Plan

Time, Time, Time

With the deadline falling on the 4th September 2018, there are roughly 12 weeks to complete the project from the time of writing. Treating this as a full-time job gives 40*12=480 hours. The dissertation is 12,000 words; if it takes an hour to write and edit 100 words, then I will spend 120 hours (3 weeks) writing the dissertation, leaving 360 hours (9 weeks) to design & implement the software. I also won't count writing this blog against my 480 hours, as I can do it on the weekends.

I'm going to spend the first week planning, reading, learning and prototyping. After that I will have 8 weeks of development time and three weeks of QA and dissertation-writing.

Project Goal and Breakdown

Goal of the project

Predict whether a given executable file contains malware.

Steps

Predict whether a binary contains a valid program
Disassemble a binary and produce valid disassembly (this is the minimal viable product)
Predict whether the disassembled program is malware

Methodology

I will use a loose interpretation of agile methodology to design & implement the project. I say loose because I won't have strictly-timed or structured sprints. There are three steps to achieving the project goal above, and each one will probably require different amounts of time. The first step is quite simple in theory, and could probably be done in a week, except that I will be getting to grips with whatever language, libraries and development environment I choose to use. (This will be somewhat mitigated by the "reading week".) Steps 2 & 3 will definitely need longer, either two or three weeks each. There are 8 weeks, so that roughly works out to two weeks for step 1 and three weeks each for steps 2 and 3.

In each sprint there will be time for research, development and testing, although much of the testing will be automated.

Choice of Language

Choosing the right programming language from the start is vital, because it is difficult to port a program to a different language, and the difficulty will increase the further into the project I get. So this needs to be done right.

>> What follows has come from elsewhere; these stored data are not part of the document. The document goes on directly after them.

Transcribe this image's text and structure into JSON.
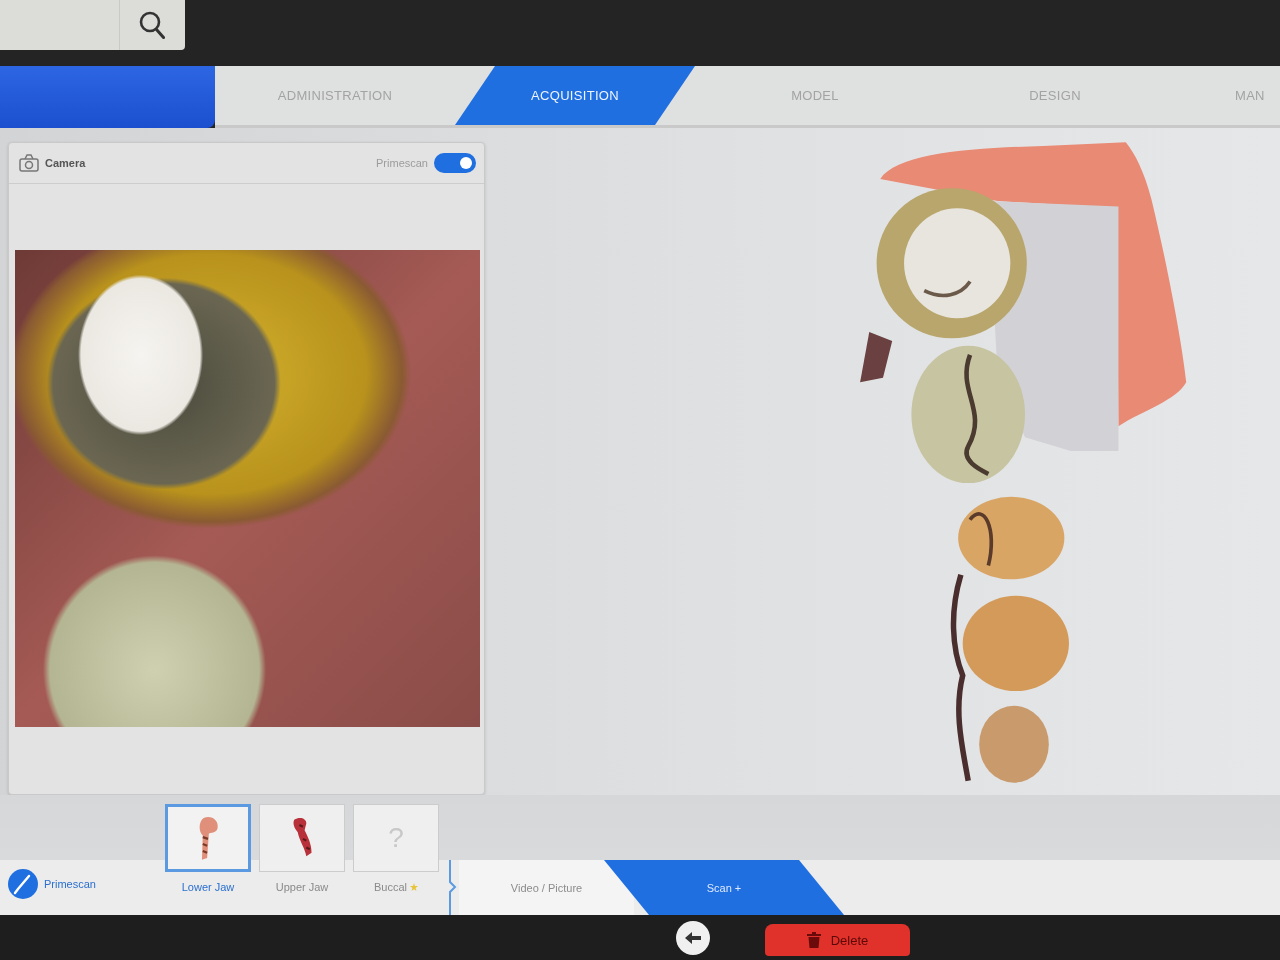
{
  "tabs": [
    {
      "label": "ADMINISTRATION",
      "selected": false
    },
    {
      "label": "ACQUISITION",
      "selected": true
    },
    {
      "label": "MODEL",
      "selected": false
    },
    {
      "label": "DESIGN",
      "selected": false
    },
    {
      "label": "MAN",
      "selected": false
    }
  ],
  "camera_panel": {
    "title": "Camera",
    "toggle": {
      "label": "Primescan",
      "on": true
    }
  },
  "scanner": {
    "label": "Primescan"
  },
  "catalog": [
    {
      "kind": "lower",
      "label": "Lower Jaw",
      "selected": true,
      "marked": false
    },
    {
      "kind": "upper",
      "label": "Upper Jaw",
      "selected": false,
      "marked": false
    },
    {
      "kind": "empty",
      "thumb_text": "?",
      "label": "Buccal",
      "selected": false,
      "marked": true
    }
  ],
  "modes": [
    {
      "label": "Video / Picture",
      "selected": false
    },
    {
      "label": "Scan +",
      "selected": true
    }
  ],
  "actions": [
    {
      "kind": "back"
    },
    {
      "kind": "delete",
      "label": "Delete"
    }
  ]
}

Here are some relevant criteria for a good choice of programming language:

Performance: Training machine learning models can be very slow, so a language which compiles to native code or achieves similar performance would be handy. Parallelisation is especially useful since we can train a different model on each processor with gridsearch. (humblebrag: My development machine has eight cores.)
Library support: With only 9 weeks development time, I don't really want to design, implement and (most importantly) debug implementations of preprocessing algorithms, model selection algorithms and machine learning algorithms myself.
Development time: Some languages are easier/quicker to code in than others. C++ and Java for example tend to involve a lot of boilerplate. Python has tons of built-in features and you can hack together a prototype of basically anything in a day or two.
Testing: I need to be able to unit test the project without too much hassle. This shouldn't be a big problem as most languages have good frameworks.
GUI framework: I'd like to provide a basic graphical interface, so the language should have GUI toolkits available. If worst comes to worst though, it's possible to do the interface in another language and either use interop to call functions directly or pipe & parse its output stream.
IDE/tool support: I'm used to using the POSIX command-line as an IDE, but for certain tasks (debugging in particular) a real IDE such as Visual Studio can be a big plus.
Portability: Not a primary concern but the model should definitely run on computers other than mine.
Other: There are some languages I just don't like, for no good reason. This is illogical but needs to be taken into consideration.

Here are the programming languages up for consideration. It probably goes without saying that I'm only considering languages I already know well, given the time constraints.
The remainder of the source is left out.